I went to Colorado and The Bug got sick. Fevers worse than ever before. He laid on my lap lengthwise, his head on my knees, and fitfully napped. His skin was red and it burned my fingers to touch him. I fed him droppers full of Pedialyte while he slept. His mouth was open, his lips cracked, and he breathed fast. His chest was tiny. His lungs underneath working hard. His whole body fighting. I wept.

In the car last night I thought of the babies. We tend to think of the mothers of the babies, in these instances. How could she do that? we wonder. But last night I thought of what it is, to be enclosed and growing, in the dark, to finally come out into the cold and open your eyes to the fuzzy world, then to be left in a dumpster to die. Your last breaths full of garbage smell. Your body fighting to breathe. Your tiny stomach cramping. Starving to death. Crying at first, then stopping.
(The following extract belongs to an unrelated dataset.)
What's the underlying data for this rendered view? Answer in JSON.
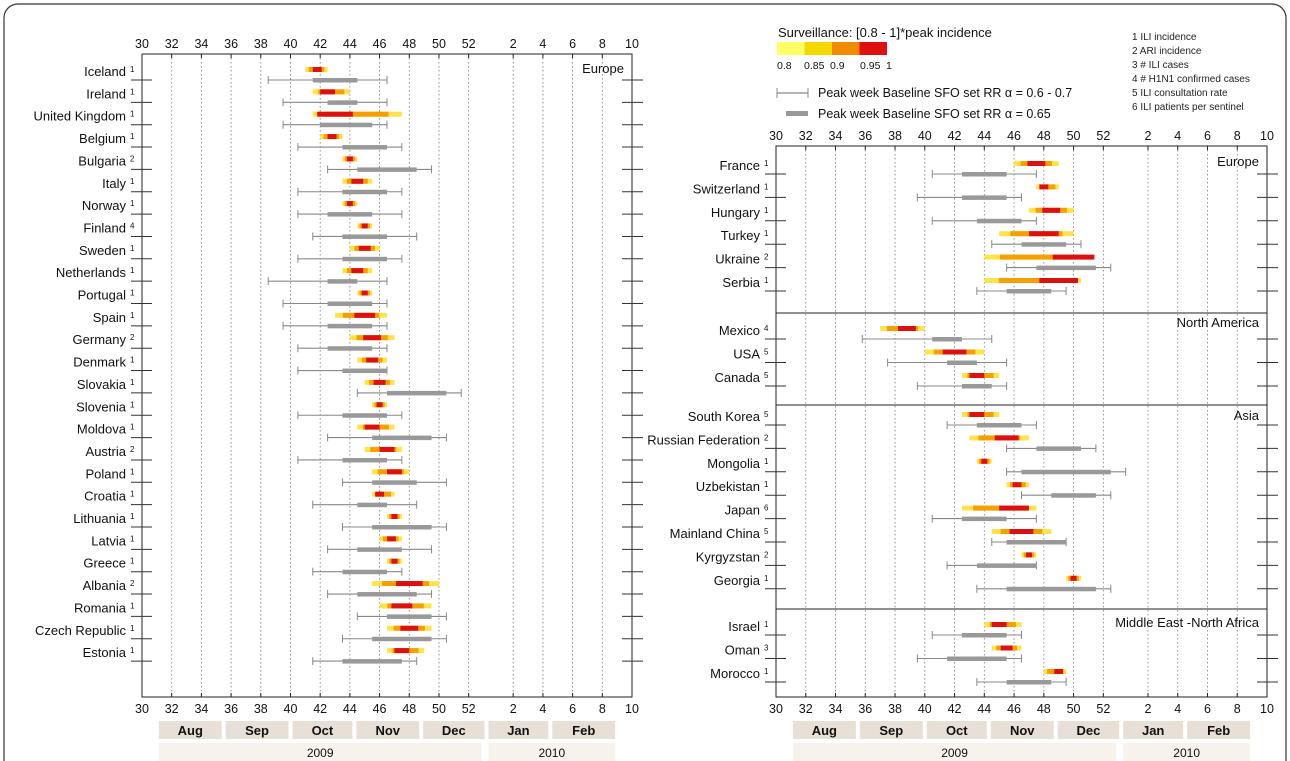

I thought, all that work! Last night The Bug took out all our shoes, counting. "One shoe. Two shoes. Three shoes. Four shoes." He lined them all up. He can name Thomas and all his thousand or so friends. For what? It takes so much work just to get to two. So much must be learned. Bones growing whole inches in a few weeks. Brains and relationships developing. So much. For what? For what? It is too easy to die.

*

In my backyard today, The Bug is loved. The kids on my block are loved, as far as I can tell. While I wash my car in the driveway, boys gather to discuss rules to a game that seems to be like tag, but with a ball that has a handle. I think you become "It" when you get bopped with it. But that's where the simplicity ends. The "It" guy can only see his opponents when they move. They can only be still for ten seconds. They count out loud. The game stops often for foul calls and more in-depth discussions of the rules, rule amendments. Then it's game on again.